Zhang: In my view, such a regulation is mainly due to concerns about the outflow of the foreign capital reserve in China. Once exchange rates are stabilized, there will be deregulation. Certainly, the limit will be lifted sooner or later. Regardless of the limit, however, companies will still continue to receive preferred treatment by the state-owned banks, and receive low-interest rates.

Ding: I also think this is a temporary measure. The market was too hot and the government started to worry.  The main worries were the failure rate combined with the currency drain. Of course, if somebody has a short-term view on what happens, the situation might seem critical, but let us consider a global and long term perspective: the global M+A market is worth 4.5 trillion USD. Only 30% of the mergers are cross-border transactions (1.5 trillion). Now you take the Chinese numbers: last year everybody thought that 170 billion USD was a huge number, but it only amounts to maybe 15% of the global cross-border investments. When I read these numbers, I looked at the stock of Chinese overseas investments. The stock is merely 20% of the French stock--and then you look at the size of the Chinese economy. China has just started, and that is the reason why the number is high and that is also the reason why we, as a school, are so strongly committed to supporting companies in this matter.

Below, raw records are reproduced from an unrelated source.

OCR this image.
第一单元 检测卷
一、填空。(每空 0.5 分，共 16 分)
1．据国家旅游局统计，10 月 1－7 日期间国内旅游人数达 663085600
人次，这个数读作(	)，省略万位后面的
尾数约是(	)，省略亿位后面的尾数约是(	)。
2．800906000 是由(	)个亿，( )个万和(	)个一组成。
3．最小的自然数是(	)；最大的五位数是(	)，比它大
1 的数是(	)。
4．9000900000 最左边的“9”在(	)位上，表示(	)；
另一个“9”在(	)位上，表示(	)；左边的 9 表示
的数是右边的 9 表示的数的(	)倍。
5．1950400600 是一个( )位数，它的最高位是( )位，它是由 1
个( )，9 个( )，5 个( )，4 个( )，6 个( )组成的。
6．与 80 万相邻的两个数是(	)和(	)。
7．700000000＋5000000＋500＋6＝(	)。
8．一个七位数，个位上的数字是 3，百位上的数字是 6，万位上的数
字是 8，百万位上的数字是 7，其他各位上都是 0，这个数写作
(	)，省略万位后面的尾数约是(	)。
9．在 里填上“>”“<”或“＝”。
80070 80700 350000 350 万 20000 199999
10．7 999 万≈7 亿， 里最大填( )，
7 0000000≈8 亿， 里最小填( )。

How would you distinguish Chinese FDI in the U.S. from investments in Europe?

Zhang: I think it is easier for Chinese companies to find good brands and good technology in Europe at a relatively low price, compared to the U.S. In addition, the “one belt, one road” is also a reason.

Ding:  There are two things. One is the complementarity of China and Europe. You see more synergies between China and Europe because the goals in life seem to be similar. Let us look at European entrepreneurs, for example. Many have the dream of their company becoming a legacy. Chinese entrepreneurs have the same dream. In the United States, the affection for the business in general is lower: you make your business big, sell it and become rich. But I really feel that there is an easy relationship between Chinese and European entrepreneurs.

If you bring Chinese executives to Victorinox, a family business founded in 1884, and compare this with a Silicon Valley company which has just recently been founded and sold shortly thereafter for millions—then for Chinese executives the latter is just a boring story. On the technical side, one also sees a lot of complementarity. China is by far a manufacturing place and they do not want to abandon, but rather upgrade their businesses.

That’s the reason why the only place to get inspiration is the triangle of Switzerland, Germany and Austria, where one finds this high-quality manufacturing. There is another place like Germany--and that is Japan--but it does not work for us to bring executives to Japan.  Japan is a closed society and they unfortunately do not want to collaborate that much.

Here in Europe however, people are neutral towards the Chinese and many see the cooperation as something positive. In the USA, the perception is mainly negative because they see China as a challenger. The Swiss do not care about this, but rather wish to work with companies and people with whom they can make a deal.  Europe is an open-minded continent. That makes it a more favorable area for Chinese companies to expand.

Can you make a prediction about the future of Chinese FDI?
 
Zhang: The Chinese economy will continue to have a high growth rate in the future and Chinese consumers will also continue to demand more high-quality products and services.  FDI, with the purpose to upgrade Chinese firms’ competencies, will grow accordingly. We call it a consumption upgrade: not only consumer goods but also the demand for industry goods will spur continued growth.